And Herman Cain certainly isn’t supposed to be sitting atop the field of Republican presidential aspirants. But that’s where a new CBS News poll places the former pizza king, garnering, along with former Massachusetts Governor Mitt Romney, the support of 17 percent of Republican primary voters. Cain’s gain is not sitting well among those with race on the brain.
“Herman Cain is probably well liked by some of the Republicans because it hides the racist elements of the Republican Party,” quipped comedienne Janeane Garofalo. “Herman Cain provides this great opportunity so you can say ‘Look, this is not a racist, anti-immigrant, anti-female, anti-gay movement. Look we have a black man.’” CNN’s Cornell Belcher actually called the African American presidential candidate “racist” and “bigoted.” Jesse Jackson described the former Godfather’s Pizza chief executive officer’s characterization of the relationship between African Americans and the Democratic Party “demeaning and insulting” to black voters.

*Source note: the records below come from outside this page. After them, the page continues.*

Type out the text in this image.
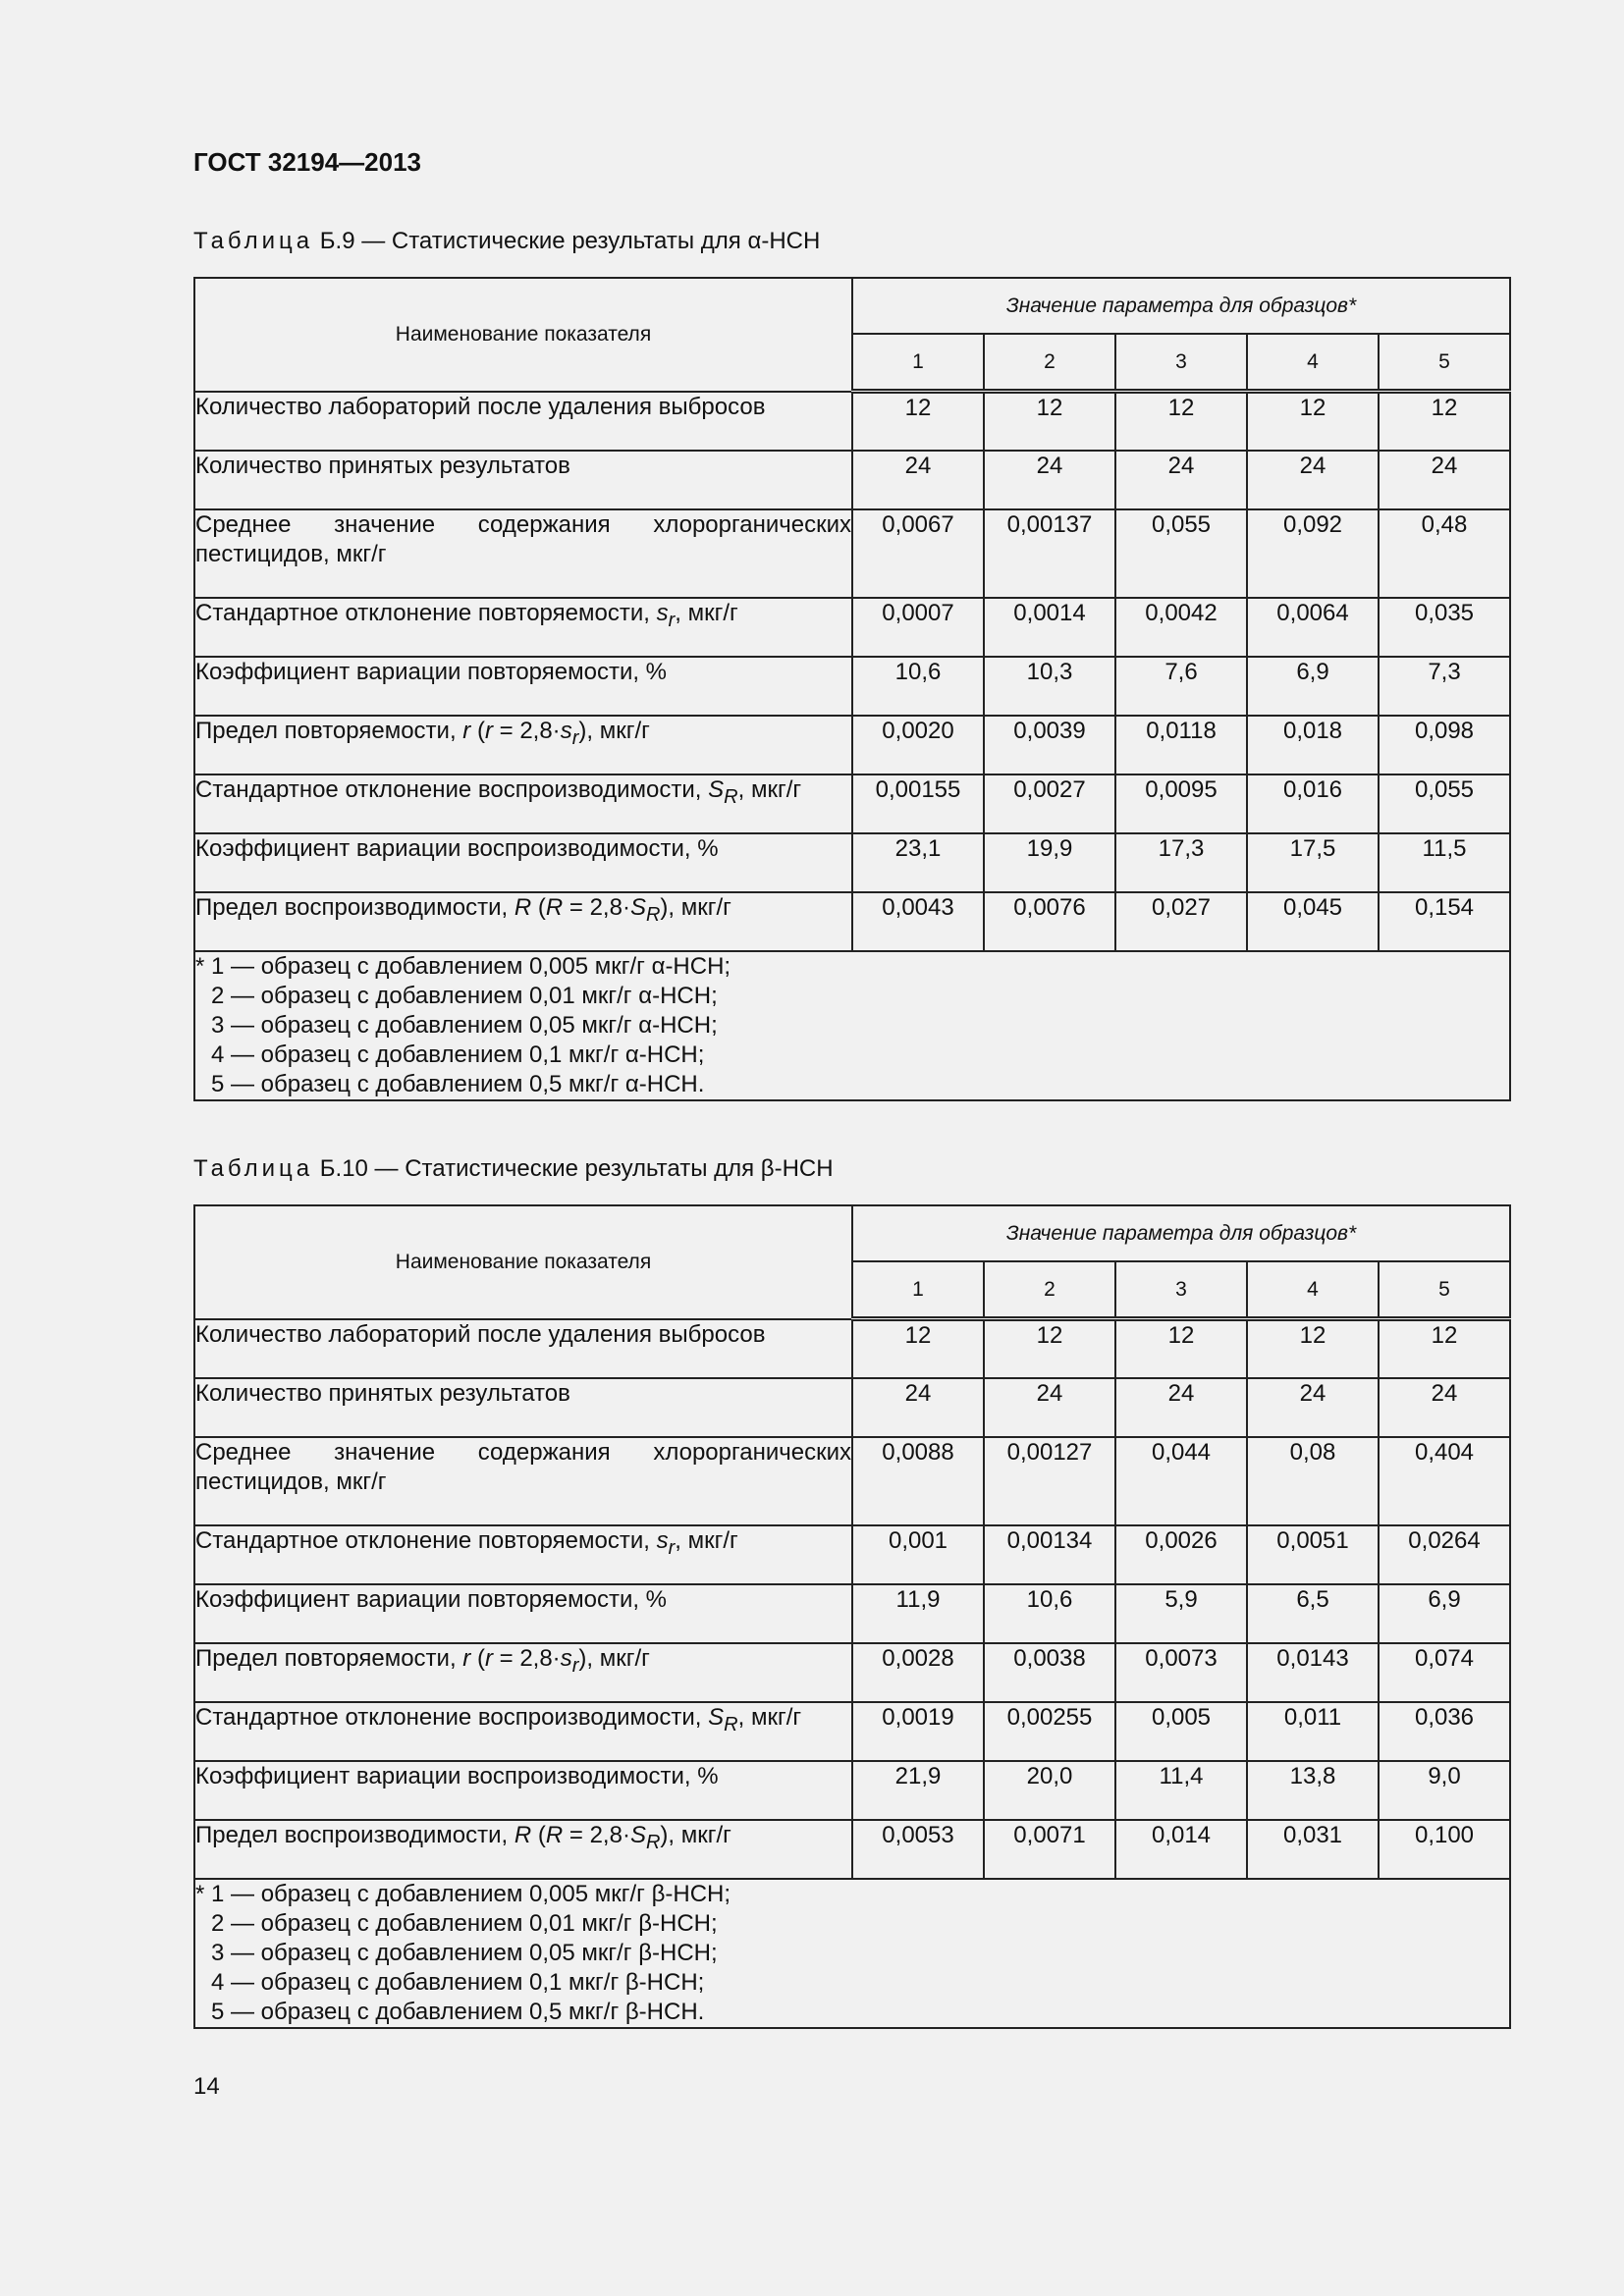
ГОСТ 32194—2013
Таблица Б.9 — Статистические результаты для α-HCH
Наименование показателя	Значение параметра для образцов*				
	1	2	3	4	5
Количество лабораторий после удаления выбросов	12	12	12	12	12
Количество принятых результатов	24	24	24	24	24
Среднее значение содержания хлорорганических пестицидов, мкг/г	0,0067	0,00137	0,055	0,092	0,48
Стандартное отклонение повторяемости, $s_r$, мкг/г	0,0007	0,0014	0,0042	0,0064	0,035
Коэффициент вариации повторяемости, %	10,6	10,3	7,6	6,9	7,3
Предел повторяемости, r $(r = 2,8\cdot s_r)$, мкг/г	0,0020	0,0039	0,0118	0,018	0,098
Стандартное отклонение воспроизводимости, $S_R$, мкг/г	0,00155	0,0027	0,0095	0,016	0,055
Коэффициент вариации воспроизводимости, %	23,1	19,9	17,3	17,5	11,5
Предел воспроизводимости, R $(R = 2,8\cdot S_R)$, мкг/г	0,0043	0,0076	0,027	0,045	0,154

* 1 — образец с добавлением 0,005 мкг/г α-HCH;
2 — образец с добавлением 0,01 мкг/г α-HCH;
3 — образец с добавлением 0,05 мкг/г α-HCH;
4 — образец с добавлением 0,1 мкг/г α-HCH;
5 — образец с добавлением 0,5 мкг/г α-HCH.					
Таблица Б.10 — Статистические результаты для β-HCH
Наименование показателя	Значение параметра для образцов*				
	1	2	3	4	5
Количество лабораторий после удаления выбросов	12	12	12	12	12
Количество принятых результатов	24	24	24	24	24
Среднее значение содержания хлорорганических пестицидов, мкг/г	0,0088	0,00127	0,044	0,08	0,404
Стандартное отклонение повторяемости, $s_r$, мкг/г	0,001	0,00134	0,0026	0,0051	0,0264
Коэффициент вариации повторяемости, %	11,9	10,6	5,9	6,5	6,9
Предел повторяемости, r $(r = 2,8\cdot s_r)$, мкг/г	0,0028	0,0038	0,0073	0,0143	0,074
Стандартное отклонение воспроизводимости, $S_R$, мкг/г	0,0019	0,00255	0,005	0,011	0,036
Коэффициент вариации воспроизводимости, %	21,9	20,0	11,4	13,8	9,0
Предел воспроизводимости, R $(R = 2,8\cdot S_R)$, мкг/г	0,0053	0,0071	0,014	0,031	0,100

* 1 — образец с добавлением 0,005 мкг/г β-HCH;
2 — образец с добавлением 0,01 мкг/г β-HCH;
3 — образец с добавлением 0,05 мкг/г β-HCH;
4 — образец с добавлением 0,1 мкг/г β-HCH;
5 — образец с добавлением 0,5 мкг/г β-HCH.					
14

The talking head really losing his head over Herman Cain is Roland Martin. The CNN pundit writes, “You would think that a black man born and raised in Georgia, who was a teenager during the civil rights movement, would understand the transition of African-Americans from voting overwhelmingly Republican to strongly supporting the Democratic Party.”
During the civil rights movement, every member of the Georgia congressional delegation was a Democrat and every member of the Georgia congressional delegation save one voted against the Civil Rights Act of 1964. The only African Americans elected to Congress from Georgia prior to the civil rights movement were Republicans. When Republican Fletcher Thompson helped break the Democratic stranglehold on the state’s Washington delegation in 1966, he gave an African American a job in his local office. However pedestrian this sounds today, this had never happened in that district. Even as seemingly benign a symbol of the New South as Jimmy Carter won election as governor after his campaign peddled a photo of his opponent with black basketball players to rallying Klansmen and as governor visited the Confederados—descendants of American Southerners who emigrated to Brazil following the Civil War—in 1972.